The EEG is frequently normal in Parkinson disease (PD). In advanced cases, however, marked slowing is noted. Sleep may be markedly abnormal with frequent awakenings, prolonged sleep latency, reduced REM sleep, periodic leg movements and increased frequency of REM behavioral disorder.

Wszolek et al studied patients with rapidly progressive familial parkinsonism and dementia with pallidopontonigral degeneration (PPND). [29] The patients had PPND linked to chromosome 17q21-22; 11 EEGs of 9 patients were studied. EEGs revealed normal findings early in the disease and diffuse slowing that became more prominent with disease progression.

Serizawa et al, using QEEG to compare PD patients with age-adjusted controls, also found diffuse slowing in the patients with PD. [30] Electromyography (EMG) and nerve conduction studies (NCSs) showed no abnormalities. Visual evoked potentials (VEPs) and sensory evoked potentials (SEPs) were normal.
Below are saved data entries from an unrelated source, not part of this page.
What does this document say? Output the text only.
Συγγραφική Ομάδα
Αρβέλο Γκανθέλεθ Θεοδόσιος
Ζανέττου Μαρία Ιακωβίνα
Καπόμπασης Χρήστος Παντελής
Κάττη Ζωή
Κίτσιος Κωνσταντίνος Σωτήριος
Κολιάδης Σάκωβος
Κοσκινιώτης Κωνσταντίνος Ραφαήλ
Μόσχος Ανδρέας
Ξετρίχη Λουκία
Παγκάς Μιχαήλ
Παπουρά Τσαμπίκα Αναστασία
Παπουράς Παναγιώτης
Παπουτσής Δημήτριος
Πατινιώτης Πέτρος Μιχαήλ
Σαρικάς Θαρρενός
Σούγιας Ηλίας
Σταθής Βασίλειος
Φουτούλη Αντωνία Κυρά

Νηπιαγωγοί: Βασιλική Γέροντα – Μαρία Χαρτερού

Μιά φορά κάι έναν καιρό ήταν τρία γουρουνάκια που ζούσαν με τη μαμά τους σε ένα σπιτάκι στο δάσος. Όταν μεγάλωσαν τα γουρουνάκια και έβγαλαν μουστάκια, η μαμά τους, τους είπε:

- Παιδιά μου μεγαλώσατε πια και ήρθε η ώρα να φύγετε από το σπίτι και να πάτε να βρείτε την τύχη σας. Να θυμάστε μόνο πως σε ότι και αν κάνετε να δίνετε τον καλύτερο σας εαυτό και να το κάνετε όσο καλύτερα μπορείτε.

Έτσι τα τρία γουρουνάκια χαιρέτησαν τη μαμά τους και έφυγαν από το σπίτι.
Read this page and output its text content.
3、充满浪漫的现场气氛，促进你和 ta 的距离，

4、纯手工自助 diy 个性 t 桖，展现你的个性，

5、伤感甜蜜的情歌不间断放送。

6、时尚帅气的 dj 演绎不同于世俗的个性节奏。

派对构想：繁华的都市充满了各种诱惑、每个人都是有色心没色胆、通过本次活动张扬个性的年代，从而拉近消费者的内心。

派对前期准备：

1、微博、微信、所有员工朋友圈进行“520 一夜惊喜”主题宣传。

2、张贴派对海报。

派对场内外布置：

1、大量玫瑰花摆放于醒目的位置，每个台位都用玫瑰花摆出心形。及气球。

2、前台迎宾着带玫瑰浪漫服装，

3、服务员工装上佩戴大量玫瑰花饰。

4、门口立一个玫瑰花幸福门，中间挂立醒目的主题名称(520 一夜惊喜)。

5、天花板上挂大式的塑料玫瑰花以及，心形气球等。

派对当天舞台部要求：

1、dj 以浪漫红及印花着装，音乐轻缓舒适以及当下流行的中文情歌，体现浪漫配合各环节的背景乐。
The clinical neurophysiologic study findings were consistent with a cortical and subcortical degenerative process.

With clinical deterioration, progressive decline is seen in the mean parietal frequency and background rhythms. Theta and theta-delta mixture may be recorded bilaterally in the posterior head regions. After stereotactic surgery, focal theta or delta slowing may be observed.